A sharp-shinned hawk chases a crow; the crow flies off. The hawk chases a jay; the jay chases back. What fun! thinks the jay. I’m hungry! thinks the hawk.
crow
Sun through thin cloud. A crow chases a raven through the treetops, dive-bombing it again and again. The raven’s furious croaks.
Cold and still. Mares’ tails running north-south slowly soften into wool. Fresh tire tracks on the road. A crow’s distant note of protest.
Nasal calls: nuthatch, crow. Snow dry enough not to clump, but wet enough to cling to every twig and give each dried beebalm head a cap.

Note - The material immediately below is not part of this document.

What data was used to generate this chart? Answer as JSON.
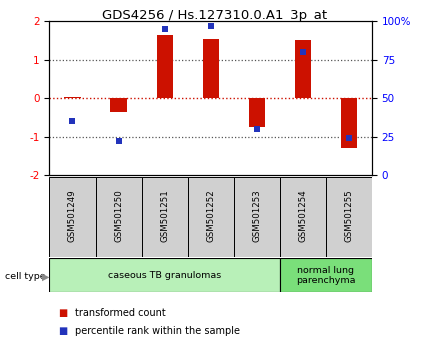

The damp silence inside a cloud, broken only by a pileated woodpecker’s muffled tapping and the distant caw of a crow.
That late-autumn smell of wet moss, leaf mould, and freeze-thawed streambank mud, lightly peppered with an American crow’s shrill cant.
Mid-morning, and it’s already too warm for a sweater. I count six, seven, eight bird calls blending into one—except for the crow’s off note.
After a cold night, the gift of clarity: a mote of drifting cattail down visible at 100 yards. A raven croaking on high is echoed by a crow.
Cold and still. The clouds thicken so slowly, it’s impossible to say in which minute the sun goes in. A crow gives a single, strangled cry.
Colder than yesterday, but also brighter. Just as the sun comes out, a snow flurry blows in, silencing a nearby crow.